Speaking at a virtual media briefing ahead of CES 2026, Dion Harris, Nvidia’s senior director of high-performance computing and AI hyperscale infrastructure, detailed the Vera Rubin NVL72, a fully liquid-cooled rack-scale system that integrates six distinct chips, including the new Vera CPU and Rubin graphics processing unit (GPU).

“Over the last year, we’ve seen an incredible leap in the intelligence of language models,” said Harris. “Top models like Kimi K2 Thinking employ reasoning during inference, generating more tokens for better answers. This increase in tokens requires an increase in compute.”

The Vera Rubin platform succeeds the current-generation Blackwell architecture, boasting performance leaps. The new Rubin GPU features high-bandwidth memory with bandwidths of up to 22 terabytes per second and a third-generation transformer engine.

Compared to Blackwell, the Rubin GPU is five times faster for inferencing tasks and 3.5 times faster in crunching training workloads, according to Nvidia. The system is built to handle mixture-of-experts (MoE) models, which require massive all-to-all communication between GPUs.

“Rubin provides the performance necessary for the most demanding MoE models,” Harris said. “With the Vera Rubin architecture, we're helping our partners and customers build the world's largest, most advanced AI systems at the lowest cost.”

On the CPU side, Harris said Vera is built for data movement and agentic processing with 88 custom Olympus Arm cores. “Vera doubles data processing, compression and code compilation performance versus our prior-generation Grace CPU across MoE training and inference,” he added.

A key technical hurdle being addressed by Vera Rubin is the management of KV cache, the context memory required for long-running AI interactions. As AI agents maintain state over time, GPU memory becomes a scarce resource.

To that end, Nvidia announced the inference context memory storage platform that creates a tier of memory specifically for inference.
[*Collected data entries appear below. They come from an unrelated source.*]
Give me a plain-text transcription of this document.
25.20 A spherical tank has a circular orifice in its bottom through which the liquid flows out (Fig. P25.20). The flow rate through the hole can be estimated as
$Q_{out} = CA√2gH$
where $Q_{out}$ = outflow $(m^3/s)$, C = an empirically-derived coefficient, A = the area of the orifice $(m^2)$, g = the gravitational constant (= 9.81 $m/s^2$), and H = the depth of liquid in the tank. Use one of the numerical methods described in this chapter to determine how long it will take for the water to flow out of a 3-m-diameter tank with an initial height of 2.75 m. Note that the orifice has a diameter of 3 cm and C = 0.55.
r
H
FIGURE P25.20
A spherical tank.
Placed between the GPU and traditional storage, it is powered by Nvidia’s BlueField-4 data processing unit (DPU) and Spectrum-X Ethernet networking.

“Compared to traditional network storage used in inference contexts, this platform delivers up to five times more tokens per second, five times better performance per TCO [total cost of ownership] dollar, and five times better power efficiency, which translates directly into higher throughput, lower latency, and more predictable behaviour,” Harris said.

Nvidia confirmed that Vera Rubin-based products will be available from partners in the second half of 2026, with Microsoft Azure and CoreWeave among the first cloud service providers to deploy instances.